Following our discussion, we each chose a charity or cause we wanted to support in addition to the regular charities we support. Our choices this year were:
Second Harvest Food Bank
Boston Terrier Rescue of Western Washington
Washington Trails Association
Foundation Beyond Belief
(If our kids didn't know the specific name of a charity, we asked them what causes they wanted to help. Then, we searched for charities that support that cause. Charity Navigator is a great resource when looking for responsible charities.)
Then, it was time to decorate the solstice tree! I had wanted to get a living tree that we could decorate each year, but I have never had luck with indoor trees.
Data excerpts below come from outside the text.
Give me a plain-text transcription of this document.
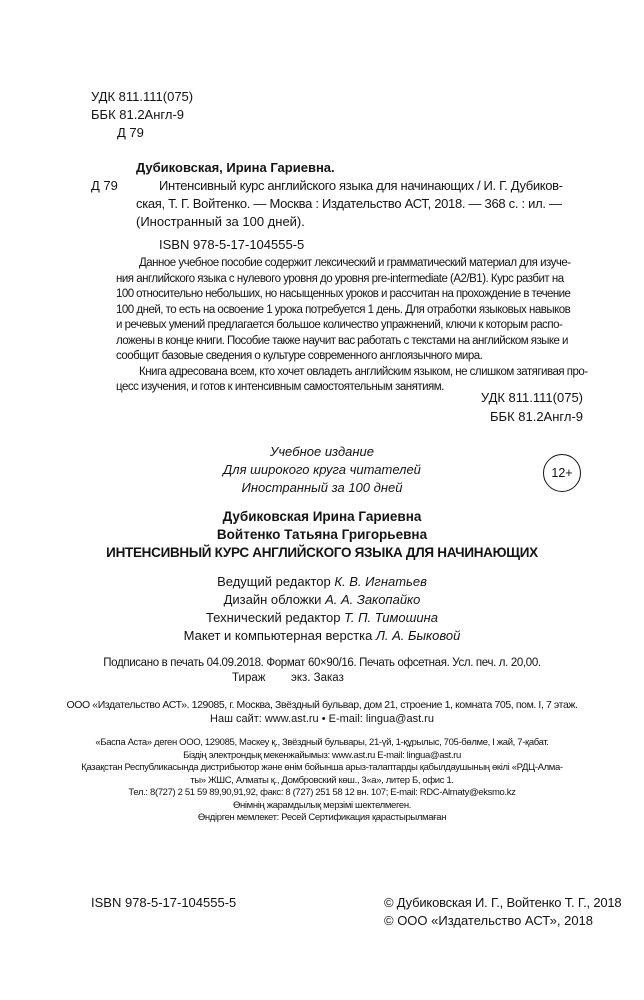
УДК 811.111(075)
ББК 81.2Англ-9
Д 79
Дубиковская, Ирина Гариевна.
Д 79	Интенсивный курс английского языка для начинающих / И. Г. Дубиков-
ская, Т. Г. Войтенко. — Москва : Издательство АСТ, 2018. — 368 с. : ил. —
(Иностранный за 100 дней).
ISBN 978-5-17-104555-5
Данное учебное пособие содержит лексический и грамматический материал для изуче-
ния английского языка с нулевого уровня до уровня pre-intermediate (A2/B1). Курс разбит на
100 относительно небольших, но насыщенных уроков и рассчитан на прохождение в течение
100 дней, то есть на освоение 1 урока потребуется 1 день. Для отработки языковых навыков
и речевых умений предлагается большое количество упражнений, ключи к которым распо-
ложены в конце книги. Пособие также научит вас работать с текстами на английском языке и
сообщит базовые сведения о культуре современного англоязычного мира.
Книга адресована всем, кто хочет овладеть английским языком, не слишком затягивая про-
цесс изучения, и готов к интенсивным самостоятельным занятиям.
УДК 811.111(075)
ББК 81.2Англ-9
Учебное издание
Для широкого круга читателей
Иностранный за 100 дней
12+
Дубиковская Ирина Гариевна
Войтенко Татьяна Григорьевна
ИНТЕНСИВНЫЙ КУРС АНГЛИЙСКОГО ЯЗЫКА ДЛЯ НАЧИНАЮЩИХ
Ведущий редактор К. В. Игнатьев
Дизайн обложки А. А. Закопайко
Технический редактор Т. П. Тимошина
Макет и компьютерная верстка Л. А. Быковой
Подписано в печать 04.09.2018. Формат 60×90/16. Печать офсетная. Усл. печ. л. 20,00.
Тираж        экз. Заказ
ООО «Издательство АСТ». 129085, г. Москва, Звёздный бульвар, дом 21, строение 1, комната 705, пом. I, 7 этаж.
Наш сайт: www.ast.ru • E-mail: lingua@ast.ru
«Баспа Аста» деген ООО, 129085, Мәскеу қ., Звёздный бульвары, 21-үй, 1-құрылыс, 705-бөлме, I жай, 7-қабат.
Біздің электрондық мекенжайымыз: www.ast.ru E-mail: lingua@ast.ru
Қазақстан Республикасында дистрибьютор және өнім бойынша арыз-талаптарды қабылдаушының өкілі «РДЦ-Алма-
ты» ЖШС, Алматы қ., Домбровский көш., 3«а», литер Б, офис 1.
Тел.: 8(727) 2 51 59 89,90,91,92, факс: 8 (727) 251 58 12 вн. 107; E-mail: RDC-Almaty@eksmo.kz
Өнімнің жарамдылық мерзімі шектелмеген.
Өндірген мемлекет: Ресей Сертификация қарастырылмаған
ISBN 978-5-17-104555-5	© Дубиковская И. Г., Войтенко Т. Г., 2018
© ООО «Издательство АСТ», 2018
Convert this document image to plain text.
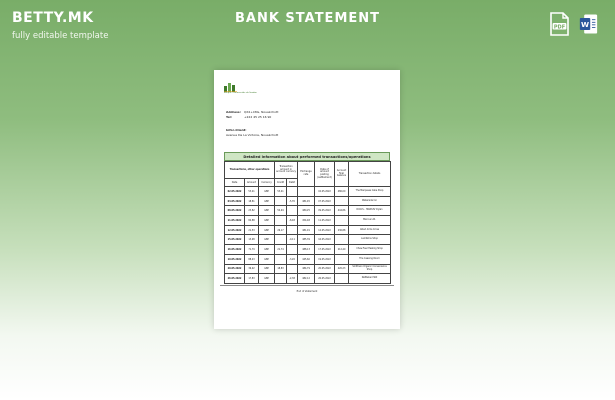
BETTY.MK
fully editable template
BANK STATEMENT
PDF W
Banque Commerciale du Soudan
Address: QX2+C8G, Nouakchott
Tel:	+222 45 25 16 90
Infor-Client:
Avenue De La Victoire, Nouakchott
Detailed information about performed transactions/operations
Transactions, other operations			Transaction amount in account currency		Exchange rate	Date of amount posting (settlement)	Account final balance	Transaction details

Date	Amount	Currency	Credit	Debit				
02.05.2022	53,41	GBP	53,41			02.05.2022	486,00	The Marquees Cake Shop
04.05.2022	18,81	GBP		-5,35	481,45	07.05.2022		Waterside Inn
08.05.2022	23,82	GBP	50,94		480,25	09.05.2022	444,86	DOG'S - HOWLIN' Dylan
11.05.2022	84,88	GBP		-8,48	454,48	11.05.2022		Marcus Ltd.
12.05.2022	21,53	GBP	26,17		481,91	12.05.2022	236,88	Allied Arms Cross
15.05.2022	13,98	GBP		-0,11	485,39	16.05.2022		Lambkins Shop
16.05.2022	71,79	GBP	21,74		488,13	17.05.2022	212,40	Chew Feel Healing Shop
19.05.2022	88,43	GBP		-3,26	445,60	19.05.2022		The Ceasing Room
20.05.2022	36,92	GBP	18,83		484,79	20.05.2022	420,23	Smithson Organic Convenience Shop
26.05.2022	17,83	GBP		-2,38	482,12	26.05.2022		Nettlebed Still
End of statement
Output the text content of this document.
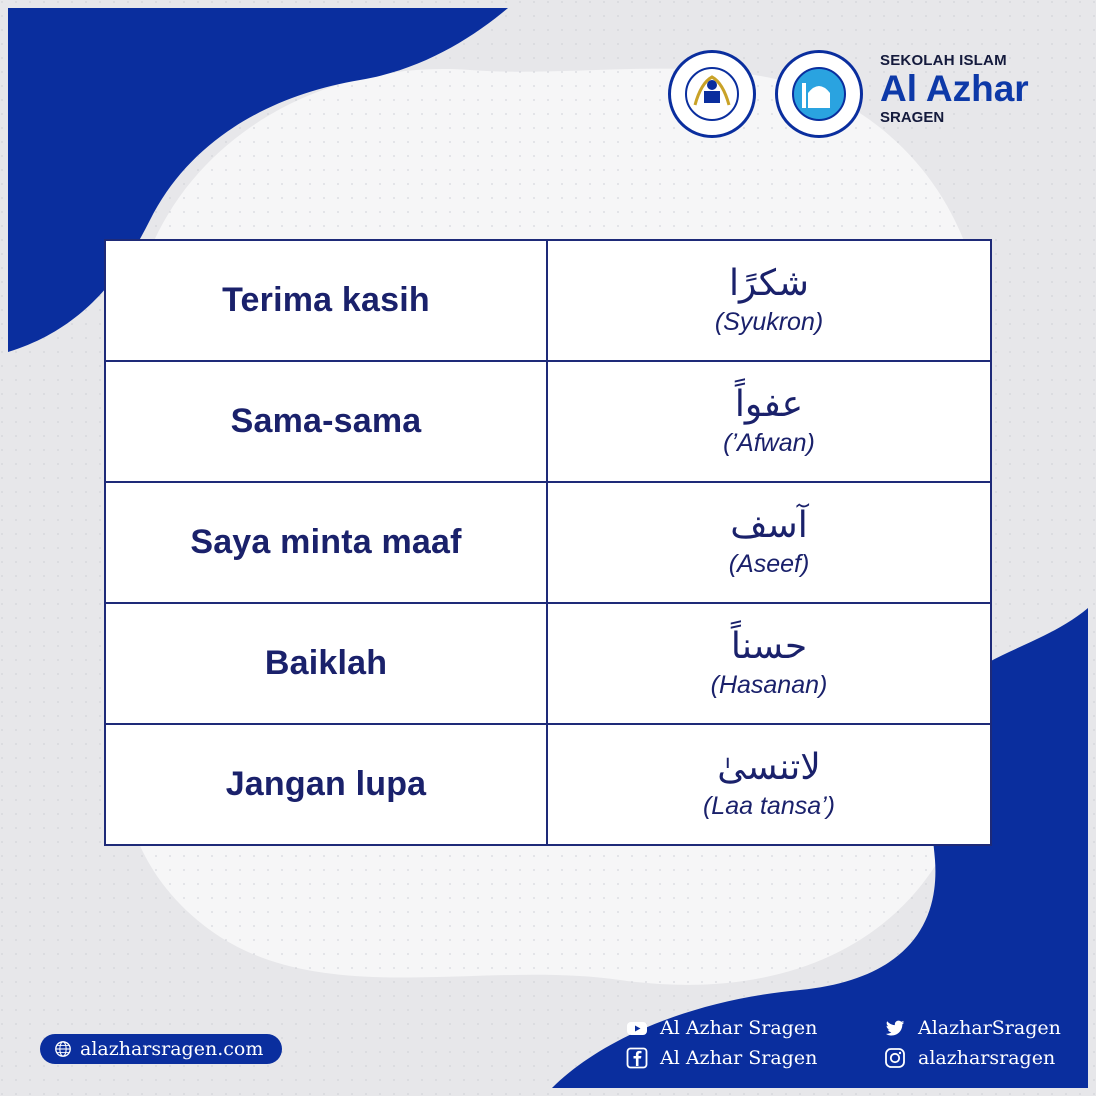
SEKOLAH ISLAM
Al Azhar
SRAGEN
Terima kasih	شكرًا
(Syukron)

Sama-sama	عفواً
(’Afwan)

Saya minta maaf	آسف
(Aseef)

Baiklah	حسناً
(Hasanan)

Jangan lupa	لاتنسىٰ
(Laa tansa’)
alazharsragen.com
Al Azhar Sragen
Al Azhar Sragen
AlazharSragen
alazharsragen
So, we decided to get a small artificial tree that will be our solstice tree every year. This tree was to be decorated differently than our Christmas tree, though. I placed a piece of cardstock in front of each family member along with crayons, glue and glitter. We were going to make our own ornaments representing what we believe! I think we came up with some pretty creative ideas.
A drawing of earth with the words "Stop Global Warming" written on it.
A drawing of a worm that represented composting.
A drawing of a battery with the words "Conserve Energy" written on it.
A drawing of a peace symbol.
A drawing of a light bulb with "New Ideas" written on it.
A drawing of a question mark with the words "Question Everything" on it.
A drawing of an acorn with "Think for yourself" written on it.
I could go on, but I won't. I was so proud of the creative ideas we all came up with and our kids were delighted with their ornaments. After the season is over, I plan on saving our ornaments and making a scrapbook page with them. Each year, we'll look at our past ornaments after we finish decorating our solstice tree. It will be fun to see how they change from year to year.
Now that the ornaments were completed, it was time to place them on the tree. Once each ornament found its special spot, we turned on the lights and sang, "Here Comes the Sun" by the Beatles. Our kids LOVED this...my son started playing air guitar and my daughter had an imaginary microphone :) They insisted that we take picture of them singing in front of the solstice tree.
The closing of our afternoon of festivities consisted of watching the newest episode of Mythbusters together while drinking hot cocoa. As we were tucking our kids into bed that night, both of them expressed their enjoyment with our celebration. They can't wait for next year’s solstice celebration!